Limbo :/

It feels like my life has been in like a crazy ass limbo, but it usually gets like this around December time anyways so... I grew a HUGE hyper fixation on the Chinese God Nezha, but I'm embarrassed to call it a hyper fixation. So, turns out I *AM* neurodivergent and neurodivergent people have hyper fixations, but I swear I thought only autistic people could have those???? my friend told me to get off of twitter and TikTok because apparently that's not true but whatever. The reason this is relevant to my rant is because my life has literally fucking fallen apart (or at least it feels like it) and I have neglected myself, my car, my grades, my chores, and my social life just to solely consume Nezha content and Black Myth: Wukong content. 

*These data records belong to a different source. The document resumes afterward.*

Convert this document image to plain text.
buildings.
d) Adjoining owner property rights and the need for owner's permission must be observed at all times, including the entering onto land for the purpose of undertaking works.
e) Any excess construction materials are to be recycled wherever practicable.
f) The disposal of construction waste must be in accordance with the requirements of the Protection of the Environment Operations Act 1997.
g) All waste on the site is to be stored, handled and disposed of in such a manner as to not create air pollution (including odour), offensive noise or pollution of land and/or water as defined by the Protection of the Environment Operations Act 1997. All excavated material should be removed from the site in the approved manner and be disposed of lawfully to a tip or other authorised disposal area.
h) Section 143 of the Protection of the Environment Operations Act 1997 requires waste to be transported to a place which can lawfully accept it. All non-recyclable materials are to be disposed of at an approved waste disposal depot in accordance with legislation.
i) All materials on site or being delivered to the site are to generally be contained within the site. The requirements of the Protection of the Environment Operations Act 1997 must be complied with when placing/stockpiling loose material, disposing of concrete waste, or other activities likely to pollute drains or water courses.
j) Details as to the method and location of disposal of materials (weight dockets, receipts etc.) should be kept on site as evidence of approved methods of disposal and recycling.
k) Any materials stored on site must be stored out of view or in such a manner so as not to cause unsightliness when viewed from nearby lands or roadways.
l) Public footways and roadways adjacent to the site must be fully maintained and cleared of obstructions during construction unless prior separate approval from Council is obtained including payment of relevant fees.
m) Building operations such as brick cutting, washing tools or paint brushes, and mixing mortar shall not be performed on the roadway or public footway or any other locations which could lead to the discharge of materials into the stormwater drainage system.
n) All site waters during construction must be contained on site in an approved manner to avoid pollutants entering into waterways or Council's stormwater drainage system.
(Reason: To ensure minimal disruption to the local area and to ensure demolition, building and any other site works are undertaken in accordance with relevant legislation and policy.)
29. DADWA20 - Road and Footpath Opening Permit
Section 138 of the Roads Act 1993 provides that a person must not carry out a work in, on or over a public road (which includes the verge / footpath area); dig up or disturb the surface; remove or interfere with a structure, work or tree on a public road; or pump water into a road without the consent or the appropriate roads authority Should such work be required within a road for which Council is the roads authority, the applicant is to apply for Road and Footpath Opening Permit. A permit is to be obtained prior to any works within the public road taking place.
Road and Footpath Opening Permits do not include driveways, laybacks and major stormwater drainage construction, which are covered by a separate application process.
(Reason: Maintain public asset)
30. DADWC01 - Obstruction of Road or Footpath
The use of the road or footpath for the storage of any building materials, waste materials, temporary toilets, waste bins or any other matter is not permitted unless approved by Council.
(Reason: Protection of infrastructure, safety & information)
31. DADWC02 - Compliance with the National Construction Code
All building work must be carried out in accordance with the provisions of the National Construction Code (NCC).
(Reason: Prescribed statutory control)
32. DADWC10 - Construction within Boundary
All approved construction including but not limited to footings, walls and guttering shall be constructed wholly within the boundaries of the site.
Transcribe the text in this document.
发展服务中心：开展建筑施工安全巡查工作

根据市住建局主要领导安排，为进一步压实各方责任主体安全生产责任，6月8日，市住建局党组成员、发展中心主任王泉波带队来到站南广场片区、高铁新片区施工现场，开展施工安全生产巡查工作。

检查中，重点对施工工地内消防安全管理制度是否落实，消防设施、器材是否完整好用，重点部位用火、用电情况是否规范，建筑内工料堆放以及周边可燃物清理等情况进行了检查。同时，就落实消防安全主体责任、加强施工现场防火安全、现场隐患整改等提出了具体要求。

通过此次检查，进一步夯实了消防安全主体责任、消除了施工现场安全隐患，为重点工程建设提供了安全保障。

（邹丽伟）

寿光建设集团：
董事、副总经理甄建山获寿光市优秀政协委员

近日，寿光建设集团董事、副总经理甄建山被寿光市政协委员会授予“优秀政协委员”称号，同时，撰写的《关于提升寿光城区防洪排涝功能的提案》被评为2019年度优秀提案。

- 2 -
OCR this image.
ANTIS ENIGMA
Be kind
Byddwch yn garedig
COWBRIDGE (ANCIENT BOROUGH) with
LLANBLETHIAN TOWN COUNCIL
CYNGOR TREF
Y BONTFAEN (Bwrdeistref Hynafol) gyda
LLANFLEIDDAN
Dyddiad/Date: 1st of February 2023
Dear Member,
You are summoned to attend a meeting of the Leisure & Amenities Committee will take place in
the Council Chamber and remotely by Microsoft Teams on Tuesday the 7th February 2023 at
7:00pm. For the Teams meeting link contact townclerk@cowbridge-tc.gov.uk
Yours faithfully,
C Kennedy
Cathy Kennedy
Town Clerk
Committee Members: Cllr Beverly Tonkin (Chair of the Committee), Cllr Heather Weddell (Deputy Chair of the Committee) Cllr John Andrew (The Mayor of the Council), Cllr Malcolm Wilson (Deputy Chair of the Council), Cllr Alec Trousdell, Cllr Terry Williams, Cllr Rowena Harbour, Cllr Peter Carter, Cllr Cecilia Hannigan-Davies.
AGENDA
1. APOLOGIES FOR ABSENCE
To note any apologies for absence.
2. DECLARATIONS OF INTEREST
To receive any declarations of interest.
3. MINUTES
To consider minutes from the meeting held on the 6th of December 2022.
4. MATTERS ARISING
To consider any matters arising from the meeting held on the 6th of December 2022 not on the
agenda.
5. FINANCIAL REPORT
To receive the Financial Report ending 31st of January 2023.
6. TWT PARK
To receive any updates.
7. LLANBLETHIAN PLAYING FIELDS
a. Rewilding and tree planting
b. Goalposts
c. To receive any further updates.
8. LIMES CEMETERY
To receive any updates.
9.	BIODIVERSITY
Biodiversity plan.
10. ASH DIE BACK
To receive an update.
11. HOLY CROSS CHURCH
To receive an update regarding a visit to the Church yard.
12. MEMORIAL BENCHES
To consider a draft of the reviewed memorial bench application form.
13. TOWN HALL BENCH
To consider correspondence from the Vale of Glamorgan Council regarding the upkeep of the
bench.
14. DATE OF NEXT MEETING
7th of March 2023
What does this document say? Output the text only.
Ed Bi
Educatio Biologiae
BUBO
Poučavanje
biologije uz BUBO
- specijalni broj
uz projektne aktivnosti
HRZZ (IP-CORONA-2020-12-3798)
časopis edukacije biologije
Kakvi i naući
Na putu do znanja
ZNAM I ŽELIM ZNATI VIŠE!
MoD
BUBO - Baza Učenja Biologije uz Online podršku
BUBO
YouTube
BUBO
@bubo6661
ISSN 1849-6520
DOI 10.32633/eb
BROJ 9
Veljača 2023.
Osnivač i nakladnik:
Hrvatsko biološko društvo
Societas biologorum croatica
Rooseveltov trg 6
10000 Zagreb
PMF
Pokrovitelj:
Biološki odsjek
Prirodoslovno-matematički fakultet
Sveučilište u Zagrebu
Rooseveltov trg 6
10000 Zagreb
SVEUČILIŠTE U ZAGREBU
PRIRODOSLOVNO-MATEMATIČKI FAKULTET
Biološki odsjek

This has caused a few people to rightfully be mad at me, but I just physically can't seem to make myself care? like, I want to care because I care about my future, but I just can't seem to even get out of bed. I just play Black Myth: Wukong and consume Nezha media. These two things have taken over my brain so badly I can't even sleep or focus in class anymore and I've also been skipping a lot of meals. 50% of that is because of Nezha but the other half is because I'm desperate to become skinny or at least skinnier. I weigh 164 pounds and I'm 5'7. I don't like that at all :,( I want to weigh perhaps 140? is that healthy for someone of my height? idk I just know I want to weigh less.